Tuesday, February 12, 2008

Politics and Prose

It's a miracle that I can find any time to read fiction at all. For me lately it's just all politics, all the time. Thanks to Don and Andrea I've become addicted to Bill Moyers and his eloquent, frequent guest Kathleen Hall Jamison. Couple that with my nightly dose of Jon Stewart, who actually seems even more clever without his writers, and all I can say is thank God for Tivo! At least we don't have to waste precious hours on commercials.



My admiration for Barack Obama grows stronger every day and I have yet to regret that gut feeling I had about him ages ago, before he even thought about running for President, (well, perhaps he was entertaining the notion) when I read his first book Dreams from my Father. While I was certainly pleased to see that he won a Grammy for his reading of The Audacity of Hope, a book I highly recommend to anyone and everyone who wants a full accounting of where Obama stands on the issues, I was disappointed but hardly surprised that my local newspaper found it notable enough to put Obama's photo up there on the front page with rapper Kanye West for his Grammy win, yet failed to acknowledge the much more exciting news of his huge win in the Maine caucus the night before. Call me super sensitive but I've studied enough psychology to understand how this subtle form of racism sends a sly message to voters and it just infuriates me.

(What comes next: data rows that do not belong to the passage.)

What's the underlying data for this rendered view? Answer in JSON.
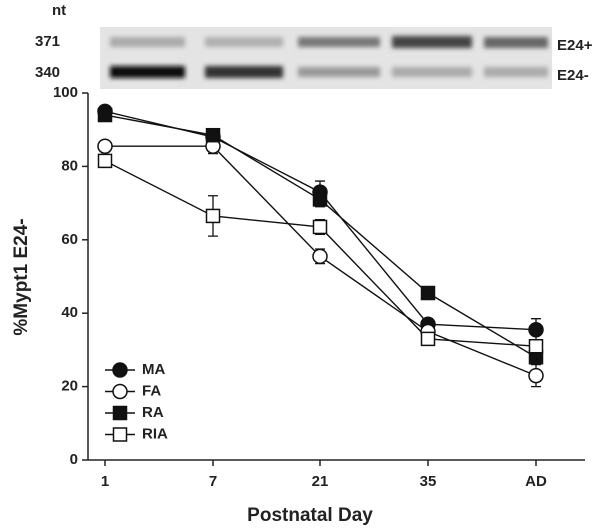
{
  "gel": {
    "size_header": "nt",
    "size_labels": [
      "371",
      "340"
    ],
    "band_labels": [
      "E24+",
      "E24-"
    ]
  },
  "chart_data": {
    "type": "line",
    "xlabel": "Postnatal Day",
    "ylabel": "%Mypt1 E24-",
    "categories": [
      "1",
      "7",
      "21",
      "35",
      "AD"
    ],
    "ylim": [
      0,
      100
    ],
    "yticks": [
      0,
      20,
      40,
      60,
      80,
      100
    ],
    "series": [
      {
        "name": "MA",
        "marker": "circle",
        "filled": true,
        "values": [
          95,
          88,
          73,
          37,
          35.5
        ],
        "errors": [
          1,
          1,
          3,
          1.5,
          3
        ]
      },
      {
        "name": "FA",
        "marker": "circle",
        "filled": false,
        "values": [
          85.5,
          85.5,
          55.5,
          35,
          23
        ],
        "errors": [
          1,
          2,
          2,
          1,
          3
        ]
      },
      {
        "name": "RA",
        "marker": "square",
        "filled": true,
        "values": [
          94,
          88.5,
          71,
          45.5,
          28
        ],
        "errors": [
          1,
          1,
          2,
          1,
          1
        ]
      },
      {
        "name": "RIA",
        "marker": "square",
        "filled": false,
        "values": [
          81.5,
          66.5,
          63.5,
          33,
          31
        ],
        "errors": [
          1.5,
          5.5,
          2,
          1,
          1
        ]
      }
    ]
  }
}
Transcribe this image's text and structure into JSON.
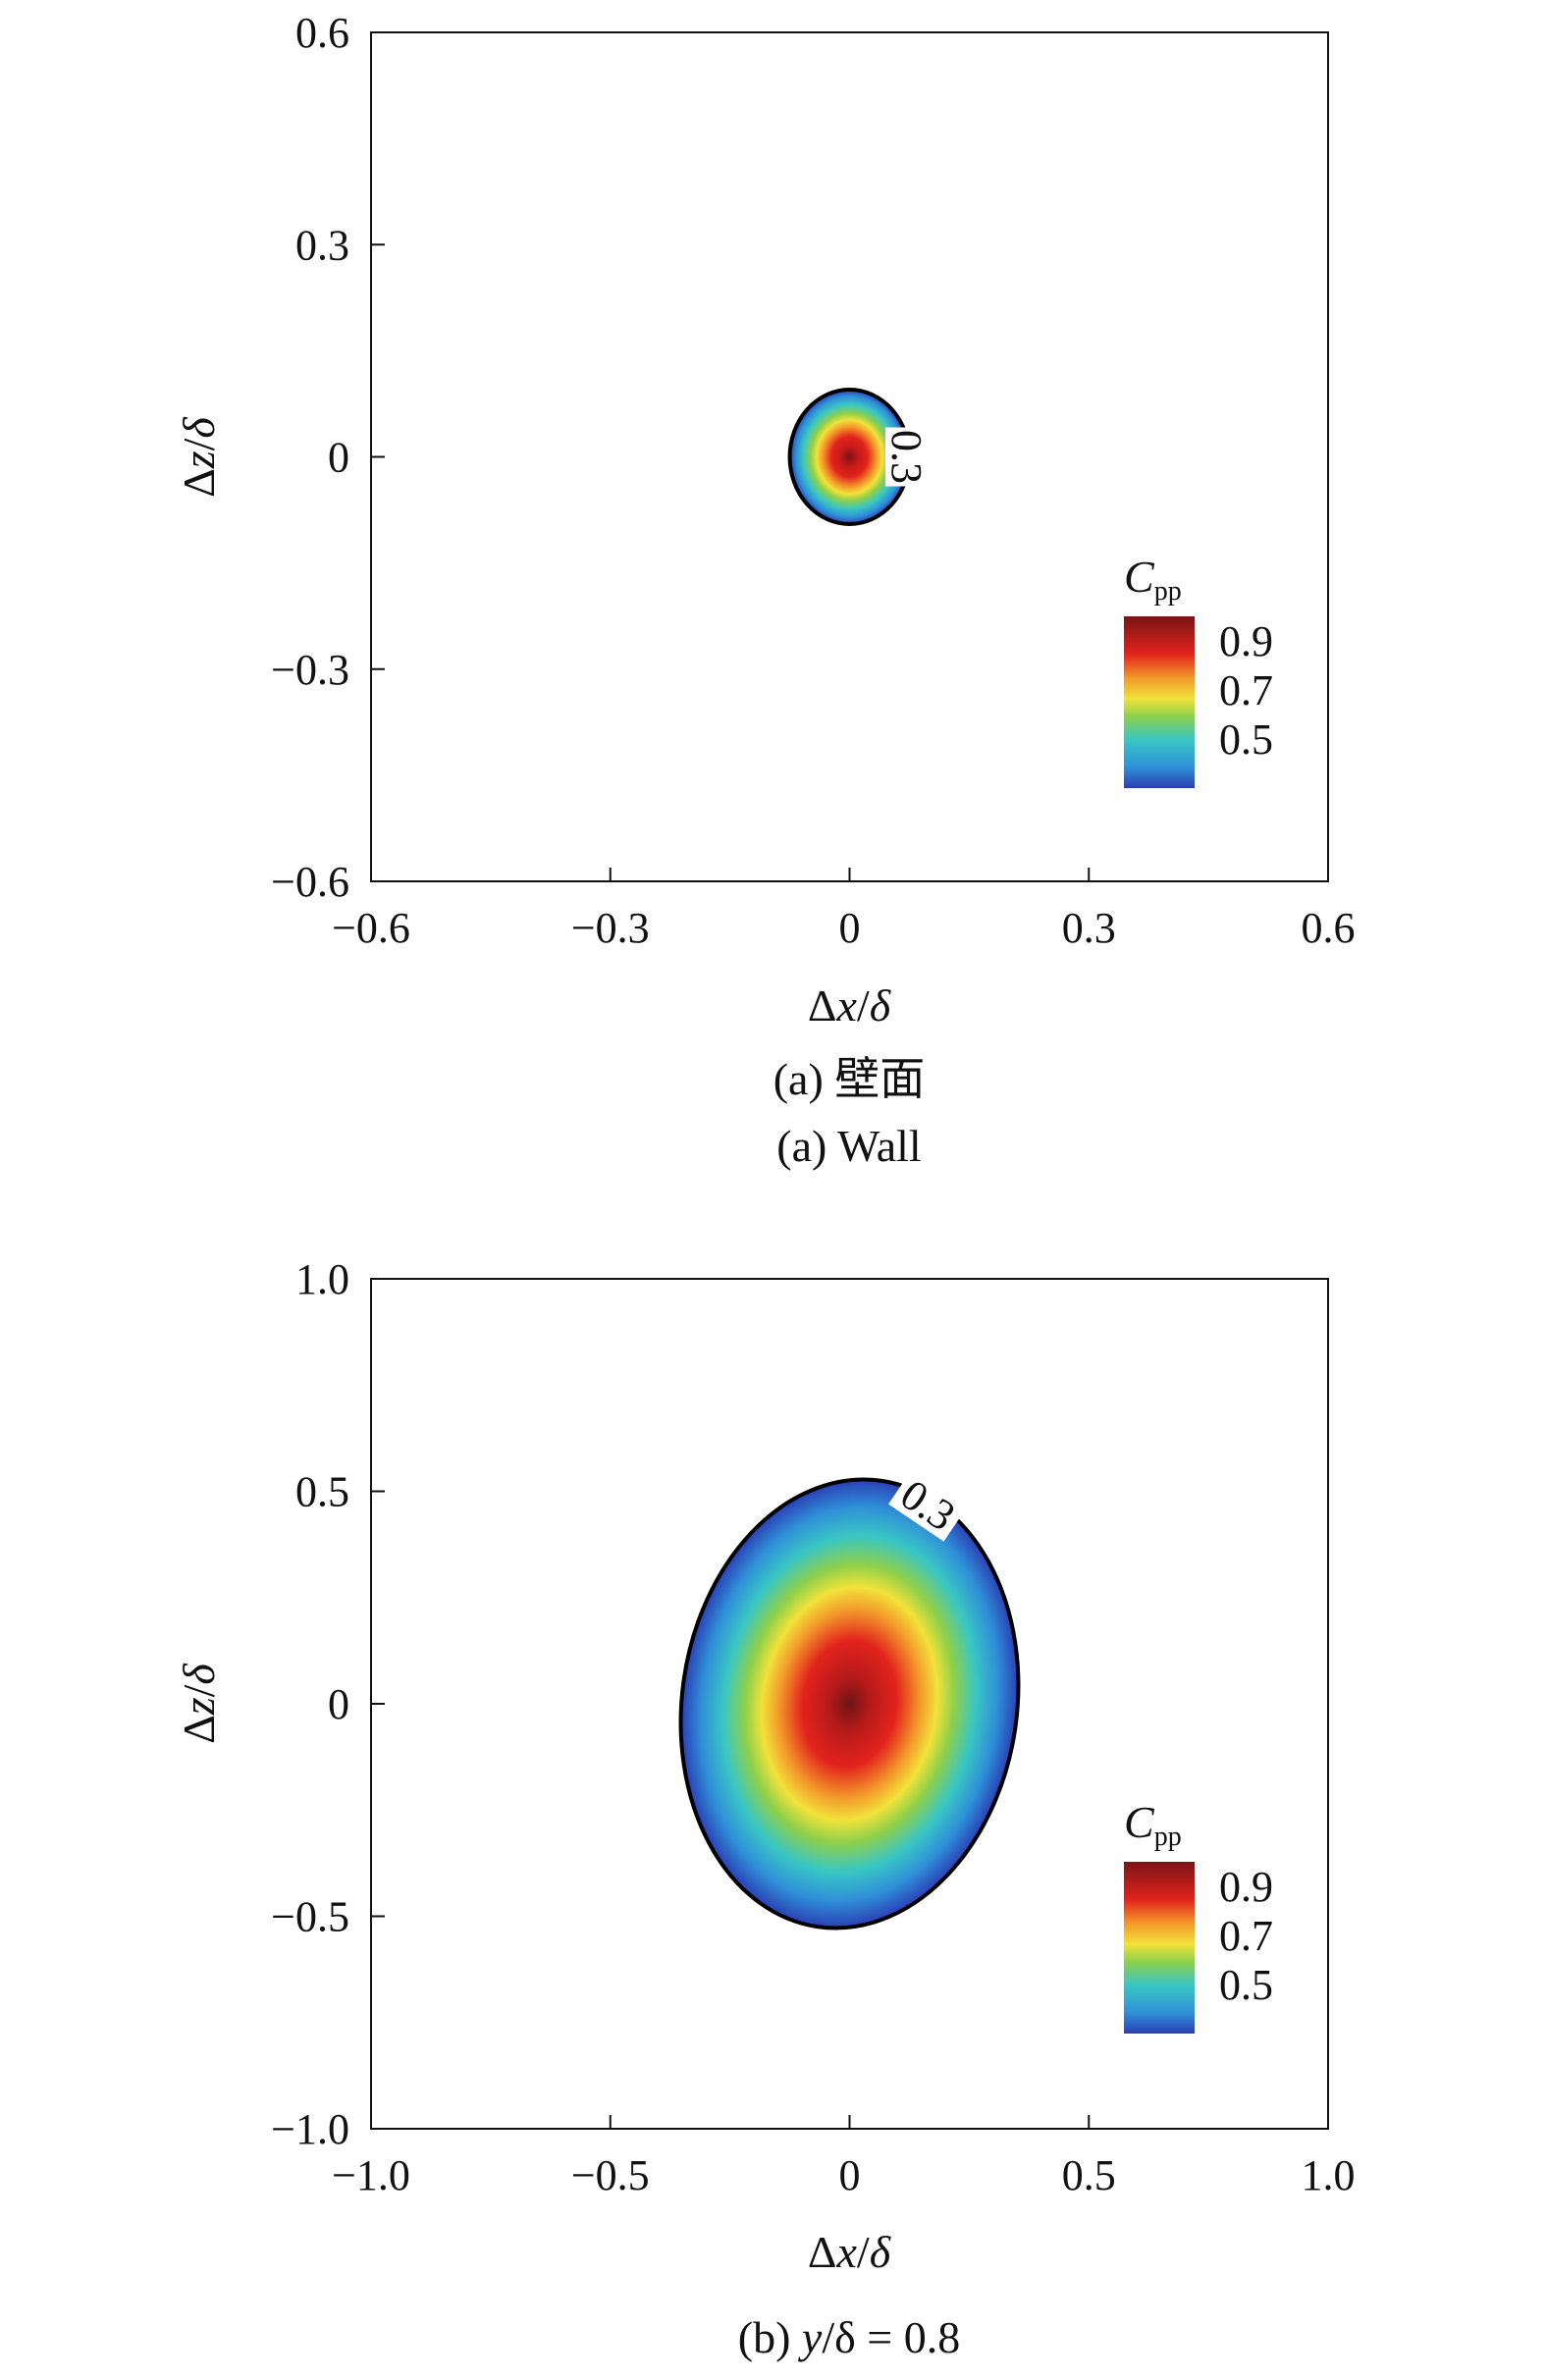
{
  "chart_data": [
    {
      "type": "heatmap",
      "panel": "a",
      "caption_cn": "(a) 壁面",
      "caption_en": "(a) Wall",
      "xlabel": "Δx/δ",
      "ylabel": "Δz/δ",
      "xlim": [
        -0.6,
        0.6
      ],
      "ylim": [
        -0.6,
        0.6
      ],
      "xticks": [
        "−0.6",
        "−0.3",
        "0",
        "0.3",
        "0.6"
      ],
      "xtick_values": [
        -0.6,
        -0.3,
        0,
        0.3,
        0.6
      ],
      "yticks": [
        "0.6",
        "0.3",
        "0",
        "−0.3",
        "−0.6"
      ],
      "ytick_values": [
        0.6,
        0.3,
        0,
        -0.3,
        -0.6
      ],
      "peak": {
        "x": 0,
        "z": 0,
        "value": 1.0
      },
      "contour": {
        "level": 0.3,
        "label": "0.3",
        "semi_axis_x": 0.075,
        "semi_axis_z": 0.095
      },
      "colorbar": {
        "title": "C",
        "subscript": "pp",
        "ticks": [
          "0.9",
          "0.7",
          "0.5"
        ],
        "tick_values": [
          0.9,
          0.7,
          0.5
        ],
        "range": [
          0.3,
          1.0
        ]
      }
    },
    {
      "type": "heatmap",
      "panel": "b",
      "caption_prefix": "(b) ",
      "caption_var": "y",
      "caption_rest": "/δ = 0.8",
      "xlabel": "Δx/δ",
      "ylabel": "Δz/δ",
      "xlim": [
        -1.0,
        1.0
      ],
      "ylim": [
        -1.0,
        1.0
      ],
      "xticks": [
        "−1.0",
        "−0.5",
        "0",
        "0.5",
        "1.0"
      ],
      "xtick_values": [
        -1.0,
        -0.5,
        0,
        0.5,
        1.0
      ],
      "yticks": [
        "1.0",
        "0.5",
        "0",
        "−0.5",
        "−1.0"
      ],
      "ytick_values": [
        1.0,
        0.5,
        0,
        -0.5,
        -1.0
      ],
      "peak": {
        "x": 0,
        "z": 0,
        "value": 1.0
      },
      "contour": {
        "level": 0.3,
        "label": "0.3",
        "semi_axis_x": 0.35,
        "semi_axis_z": 0.53,
        "tilt_deg": 8
      },
      "colorbar": {
        "title": "C",
        "subscript": "pp",
        "ticks": [
          "0.9",
          "0.7",
          "0.5"
        ],
        "tick_values": [
          0.9,
          0.7,
          0.5
        ],
        "range": [
          0.3,
          1.0
        ]
      }
    }
  ],
  "colors": {
    "jet": [
      "#2a3fb5",
      "#2f8fd8",
      "#39c6c4",
      "#8fd04a",
      "#f2e23a",
      "#f39a2a",
      "#e2231d",
      "#7a1416"
    ],
    "contour": "#000000"
  }
}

As for prose, I've still found time to finish one excellent and a few less than notable books in the past couple of weeks. If you haven't discovered Irene Nemirovsky, please do. I was drawn to Suite Francaise when I read the story of Irene's death at Auschwitz and the later discovery, by her daughter, of a suitcase full of manuscripts that she had written in the years leading up to her incarceration. These wonderful books are being beautifully translated, with all Nemirovsky's sublety and nuance intact, by Sandra Smith and published here in the states. The latest release, Fire in the Blood, is really just a perfect little tale. It begins so simply, with narrator, Silvio, reflecting upon his life and family relationships in a bucolic French village. The author chooses every word with such care that her keenly critical observations of the townspeople could go unnoticed by a less than discerning reader. She reminds me of a kinder, gentler Flaubert.
The phrase "still waters run deep" comes to mind with Nemirovsky. She builds to the climax so slowly and deftly that you don't see it coming until it floors you with that realization that you've been had. It was an "ah ha" moment that made me laugh out loud. I can't wait to see what will be translated next!